Other measures in the law excite tense controversy. The reform extends the offence of ‘revisionism’ to apologies, and to denial, dissent or belittling in relation to all crimes against humanity (genocide, enslavement, and war-crimes, as defined by the statutes of the International Criminal Court). Associations constituted to “defend the memory of slaves and the honour of their descendants”, or the memory of victims “of war-crimes or crimes against humanity” or to “fight against discrimination”, will be able to exercise the rights of the plaintiff.
A class-action taken by a legal entity will be eligible for legal aid. Yet, as observed by the senators Les Républicains in their submission, “the judge can already order the defendant to pay an interim award to defray the legal costs of the plaintiff”. Above all, the senators of the Right observe that “a PME [small or medium business], with limited resources, finding itself named as respondent by a trade-union organization, or an association taking part in a class action in matters of discrimination”, could lack the means to prosecute its defence, while the opposing party would itself be at liberty to apply for state aid. The senators (LR) are demanding a level playing field in the name of the right to a defence.
In a cut-and-paste from a European directive, the law anticipates that the CSA [media watchdog] “will monitor radio and television programmes to determine whether they truly represent the diversity of French society, and whether that representation is free of prejudice”. Furthermore, radio and television services are entrusted with the task of contributing “to the fight against sexist prejudice, and prejudices linked to the diversity of French society, when transmitting programmes dealing with these subjects.”

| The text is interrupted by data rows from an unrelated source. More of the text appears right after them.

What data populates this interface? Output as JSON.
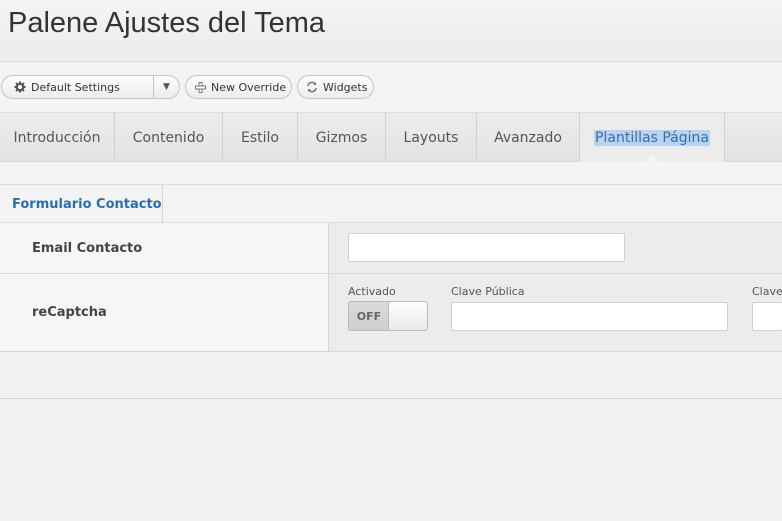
{
  "header": {
    "title": "Palene Ajustes del Tema"
  },
  "toolbar": {
    "settings_select": {
      "label": "Default Settings",
      "icon": "gear-icon"
    },
    "new_override": {
      "label": "New Override",
      "icon": "plus-icon"
    },
    "widgets": {
      "label": "Widgets",
      "icon": "refresh-icon"
    }
  },
  "tabs": [
    {
      "label": "Introducción"
    },
    {
      "label": "Contenido"
    },
    {
      "label": "Estilo"
    },
    {
      "label": "Gizmos"
    },
    {
      "label": "Layouts"
    },
    {
      "label": "Avanzado"
    },
    {
      "label": "Plantillas Página",
      "active": true
    }
  ],
  "subtabs": [
    {
      "label": "Formulario Contacto",
      "active": true
    }
  ],
  "form": {
    "email": {
      "label": "Email Contacto",
      "value": ""
    },
    "recaptcha": {
      "label": "reCaptcha",
      "enabled_label": "Activado",
      "toggle_state": "OFF",
      "public_key_label": "Clave Pública",
      "public_key_value": "",
      "private_key_label": "Clave",
      "private_key_value": ""
    }
  },
  "colors": {
    "accent": "#2a6fad",
    "tab_highlight": "#b6d4f2"
  }
}
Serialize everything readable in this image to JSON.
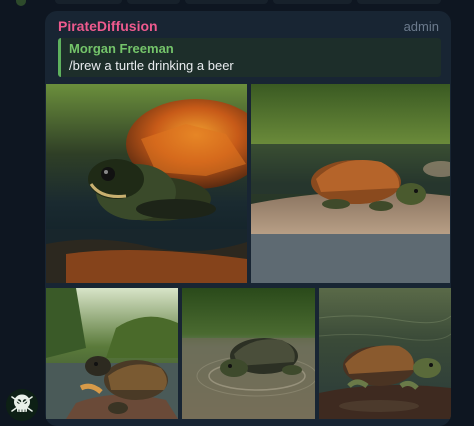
{
  "message": {
    "sender": "PirateDiffusion",
    "role_badge": "admin",
    "reply": {
      "author": "Morgan Freeman",
      "text": "/brew a turtle drinking a beer"
    }
  },
  "album": [
    {
      "id": "photo-1",
      "description": "close-up turtle drinking from water with orange shell"
    },
    {
      "id": "photo-2",
      "description": "turtle on sandy riverbank"
    },
    {
      "id": "photo-3",
      "description": "turtle on rock near river with trees"
    },
    {
      "id": "photo-4",
      "description": "turtle swimming in shallow water"
    },
    {
      "id": "photo-5",
      "description": "turtle on rock in calm water"
    }
  ],
  "colors": {
    "background": "#0e1621",
    "bubble": "#182533",
    "sender_name": "#ee5a8e",
    "reply_accent": "#5eb15e",
    "admin_badge": "#6b7a8c"
  }
}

In addition, police officers and gendarmes carrying out identity checks will be systematically filmed by a colleague “in a one-year trial”. The smacking of children is forbidden, because such “corporal punishment” is now categorized as ” cruel, degrading, or humiliating treatment”. The offence of “cyber-hindrance of abortion”, which the government wanted initially to insert into the law, has been definitively adopted, but in the form of a separate Bill. Moreover, the government sees it as within its remit to legislate by decree to make the opening of non-contract private schools, in the sense of the loi Debré, conditional upon prior authorization.
Such, amongst others, are the contentious points of the law. We await with interest the decision of the Constitutional Council.